We join our voices with those of our colleagues in the Outaouais to inform the population of the Hautes-Laurentides that we too experience critical situations in our emergency rooms on a daily basis. The Mont-Laurier emergency room is in crisis, but above all in survival mode.
An emergency which, by the way, also regularly receives ambulances diverted from Rivière-Rouge and Maniwaki hospitals. Did we have a choice? Did we have more resources to accommodate these patients? No.
The obsolescence of the Mont-Laurier emergency room has reached its peak! Already too cramped, it has coexisted for almost four years with intensive care due to lack of staff. A beautiful five-bed intensive care unit sits empty and gathering dust on the third floor. All this due to a glaring lack of nursing staff.
Emergency and intensive care require nurses with critical care expertise who are now rare commodities. Many have left for better working conditions in other sectors, where their critical care skills are not required. Nursing staff are exhausted by mandatory overtime hours, not being able to eat during their shift, always being understaffed and rushing to care for patients. Difficult to recruit in these conditions.
We are therefore short-staffed during several shifts, and often in need of an additional nurse when urgent transfers are required to hospitals in the South. Transfers require almost a full shift (7 to 8 hours) of a qualified nurse, and this occurs every week.
In addition, cases of mental health problems have literally exploded in the emergency room. Despite our incessant requests to set up a safe isolation room suitable for our agitated patients, nothing is done.

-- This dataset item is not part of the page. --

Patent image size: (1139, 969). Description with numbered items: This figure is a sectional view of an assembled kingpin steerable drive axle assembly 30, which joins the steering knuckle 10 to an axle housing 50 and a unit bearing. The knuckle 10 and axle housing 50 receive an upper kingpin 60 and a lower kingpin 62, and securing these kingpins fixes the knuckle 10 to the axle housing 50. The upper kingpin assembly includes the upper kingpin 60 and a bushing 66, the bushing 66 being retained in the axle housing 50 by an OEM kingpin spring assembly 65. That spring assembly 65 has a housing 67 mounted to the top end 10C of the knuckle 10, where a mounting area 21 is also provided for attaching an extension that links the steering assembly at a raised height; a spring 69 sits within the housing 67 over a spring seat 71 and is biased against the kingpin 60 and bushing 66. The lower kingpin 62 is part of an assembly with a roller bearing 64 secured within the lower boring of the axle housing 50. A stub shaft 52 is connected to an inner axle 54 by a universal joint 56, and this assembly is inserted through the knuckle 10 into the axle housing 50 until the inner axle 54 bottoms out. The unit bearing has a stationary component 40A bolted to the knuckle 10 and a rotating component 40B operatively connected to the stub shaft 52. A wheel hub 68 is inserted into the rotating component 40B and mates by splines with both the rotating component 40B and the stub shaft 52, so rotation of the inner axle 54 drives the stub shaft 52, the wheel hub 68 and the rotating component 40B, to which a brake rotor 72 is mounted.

Every week, this clientele in psychological distress is installed in front of the nurses’ and doctors’ station, on a stretcher right next to the trauma room and the intensive care beds where seriously ill patients try to rest. This is dangerous for patients [agités] themselves, other patients present and our treating staff. Patients want to leave intensive care quickly for fear of screaming patients in the emergency room, next to their room.
We deplore the lack of access to radiology. We have little access to ultrasounds, both urgent and elective. The magnetic resonance imaging (MRI) device project, which had been promised to the Hautes-Laurentides by a minister ten years ago following relevance studies, was abandoned. Medicine has evolved, and technologies such as MRI should be accessible to everyone; our patients have to travel hundreds of kilometers to access it. Some decline and refuse the exam, due to lack of means to get there. Others are sometimes even hospitalized to have access to this service. Very sick patients, that’s what we treat. However, we must always do more with less.

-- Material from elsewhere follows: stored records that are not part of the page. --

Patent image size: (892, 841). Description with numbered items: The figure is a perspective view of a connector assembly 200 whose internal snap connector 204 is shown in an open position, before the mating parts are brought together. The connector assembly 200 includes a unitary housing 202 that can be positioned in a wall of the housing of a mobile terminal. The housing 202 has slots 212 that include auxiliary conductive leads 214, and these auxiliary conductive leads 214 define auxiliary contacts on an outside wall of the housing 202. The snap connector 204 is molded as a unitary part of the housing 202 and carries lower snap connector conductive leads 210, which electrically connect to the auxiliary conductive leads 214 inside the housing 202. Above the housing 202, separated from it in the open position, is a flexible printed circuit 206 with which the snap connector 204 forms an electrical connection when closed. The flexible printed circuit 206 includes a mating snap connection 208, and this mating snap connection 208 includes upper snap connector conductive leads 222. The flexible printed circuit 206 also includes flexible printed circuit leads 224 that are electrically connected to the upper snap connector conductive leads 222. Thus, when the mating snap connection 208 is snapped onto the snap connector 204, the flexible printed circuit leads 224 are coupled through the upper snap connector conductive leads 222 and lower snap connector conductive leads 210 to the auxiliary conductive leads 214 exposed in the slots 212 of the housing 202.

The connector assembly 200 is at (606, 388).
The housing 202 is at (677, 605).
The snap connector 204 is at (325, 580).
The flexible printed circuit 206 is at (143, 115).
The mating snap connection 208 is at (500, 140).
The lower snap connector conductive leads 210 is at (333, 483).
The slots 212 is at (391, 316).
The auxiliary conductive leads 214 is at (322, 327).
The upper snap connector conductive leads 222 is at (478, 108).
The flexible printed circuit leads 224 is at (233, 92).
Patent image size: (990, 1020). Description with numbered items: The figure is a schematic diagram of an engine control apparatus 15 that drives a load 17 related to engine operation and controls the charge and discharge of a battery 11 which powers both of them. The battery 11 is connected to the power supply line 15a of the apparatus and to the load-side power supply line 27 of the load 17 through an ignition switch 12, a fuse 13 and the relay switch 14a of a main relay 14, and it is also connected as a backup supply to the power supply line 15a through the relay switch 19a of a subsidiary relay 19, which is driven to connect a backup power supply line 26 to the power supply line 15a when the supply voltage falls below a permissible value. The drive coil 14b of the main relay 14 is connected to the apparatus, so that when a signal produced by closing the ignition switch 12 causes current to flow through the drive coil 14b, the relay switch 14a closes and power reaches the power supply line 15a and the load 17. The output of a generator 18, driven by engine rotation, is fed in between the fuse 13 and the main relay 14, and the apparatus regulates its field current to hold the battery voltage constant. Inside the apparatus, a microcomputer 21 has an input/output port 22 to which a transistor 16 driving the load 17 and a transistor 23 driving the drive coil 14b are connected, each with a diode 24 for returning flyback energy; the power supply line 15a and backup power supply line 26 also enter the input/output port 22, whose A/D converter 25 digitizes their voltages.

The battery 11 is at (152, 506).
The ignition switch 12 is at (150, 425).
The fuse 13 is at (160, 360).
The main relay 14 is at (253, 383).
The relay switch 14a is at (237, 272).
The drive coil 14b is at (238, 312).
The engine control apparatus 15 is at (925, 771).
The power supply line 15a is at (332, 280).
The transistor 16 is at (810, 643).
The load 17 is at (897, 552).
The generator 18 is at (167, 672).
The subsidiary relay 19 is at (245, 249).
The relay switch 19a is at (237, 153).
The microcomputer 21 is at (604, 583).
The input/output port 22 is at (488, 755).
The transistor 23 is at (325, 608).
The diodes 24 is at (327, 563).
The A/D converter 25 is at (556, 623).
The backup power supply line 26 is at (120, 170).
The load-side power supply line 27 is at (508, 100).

Several of us have chosen to no longer work in the Rivière-Rouge emergency room, because we believe that we could no longer provide safe care there without jeopardizing our practice licenses. An emergency room requires a minimum of staff and different professionals who have the skills of this work environment, which was certainly not available at all times.

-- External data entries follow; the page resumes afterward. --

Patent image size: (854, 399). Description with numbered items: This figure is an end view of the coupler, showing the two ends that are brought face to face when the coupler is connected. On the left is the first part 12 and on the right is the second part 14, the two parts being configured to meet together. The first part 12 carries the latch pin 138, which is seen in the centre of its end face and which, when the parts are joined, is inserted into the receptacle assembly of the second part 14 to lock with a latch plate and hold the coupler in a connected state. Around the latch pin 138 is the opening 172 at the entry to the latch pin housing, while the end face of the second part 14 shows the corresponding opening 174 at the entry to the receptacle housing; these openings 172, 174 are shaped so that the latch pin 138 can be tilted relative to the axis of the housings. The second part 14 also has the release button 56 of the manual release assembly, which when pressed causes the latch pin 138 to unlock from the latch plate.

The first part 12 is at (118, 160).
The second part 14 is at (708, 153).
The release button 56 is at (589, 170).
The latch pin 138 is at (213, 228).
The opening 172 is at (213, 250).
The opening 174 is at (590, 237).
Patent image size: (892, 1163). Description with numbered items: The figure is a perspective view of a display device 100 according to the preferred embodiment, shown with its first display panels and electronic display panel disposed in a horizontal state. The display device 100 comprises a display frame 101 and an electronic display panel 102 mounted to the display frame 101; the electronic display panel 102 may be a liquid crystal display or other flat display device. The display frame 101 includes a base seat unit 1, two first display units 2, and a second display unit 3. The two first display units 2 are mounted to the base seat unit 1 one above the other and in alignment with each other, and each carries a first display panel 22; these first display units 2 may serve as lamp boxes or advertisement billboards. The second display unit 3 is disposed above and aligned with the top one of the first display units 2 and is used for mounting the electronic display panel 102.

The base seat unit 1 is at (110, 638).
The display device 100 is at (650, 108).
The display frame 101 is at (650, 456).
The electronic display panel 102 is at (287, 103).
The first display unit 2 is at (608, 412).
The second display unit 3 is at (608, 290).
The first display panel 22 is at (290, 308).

We anticipate that, in the near future, this will be more than precarious in the emergency rooms of Hautes-Laurentides, because the next generation is not there, among all professionals (nurses, respiratory therapists, technicians in radiology and laboratory, attendants, administrative agents, social workers), because the recruitment and retention conditions are not there. We work in a dilapidated environment, with an increasing demand for services to be provided to an aging and increasingly sick population.
The representatives of the CISSS are aware of this and have tried to stop the bleeding that threatens the hospitals of the Hautes-Laurentides as best they can. The health network has never been as precarious as it is now. Solutions often come from the bottom up. The public has the right to know, and politicians have the power to change things.
* Also co-signed this letter: Rosalie Castonguay; Alexandra Tourangeau; Pierre-Marc Bilodeau; Judith Leroux; Richly Tran; Pierre-Olivier Roy and Michaël Lefrançois. All are also emergency physicians in Mont-Laurier.